Saint John settles dispute with heritage planner
Jim Bezanson drops human rights complaint, retires with $200,000 payment
The City of Saint John has quietly ended a long-time dispute with the municipality's heritage planner.
The deal sees Jim Bezanson, a well-known advocate for historic buildings, drop a human rights complaint against the city and a group of managers.
The dispute ended quietly at Tuesday night's city council meeting when council voted to approve the deal. There was no discussion.
Details of the deal were made public Wednesday. Bezanson will continue to be paid as a city employee on earned vacation until April 1. He will then retire with severance of $100,000, plus an additional $75,000 for what is described in the agreement as "Human Rights Damages."
The payment is being made even though the complaint of discrimination on the ground of mental disability has not been proven and the city continues to deny there are damages.

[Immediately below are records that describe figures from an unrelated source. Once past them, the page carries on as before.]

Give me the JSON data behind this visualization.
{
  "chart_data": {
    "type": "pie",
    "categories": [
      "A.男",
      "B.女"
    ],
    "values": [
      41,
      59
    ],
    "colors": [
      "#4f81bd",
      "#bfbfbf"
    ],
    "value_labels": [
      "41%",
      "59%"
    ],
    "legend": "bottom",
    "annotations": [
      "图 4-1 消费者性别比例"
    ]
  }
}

The city will also pay $25,000 to Bezanson to cover legal and other costs.
The agreement will see Bezanson drop his December 2011 complaint to the New Brunswick Human Rights Commission and resign his position effective April 1, 2014.
Bezanson did not respond to an interview request.
He was known to have a rocky relationship with senior managers at city hall for a number of years. One of the issues was the Peel Plaza project as earlier versions of the proposal included demolition of several historic properties.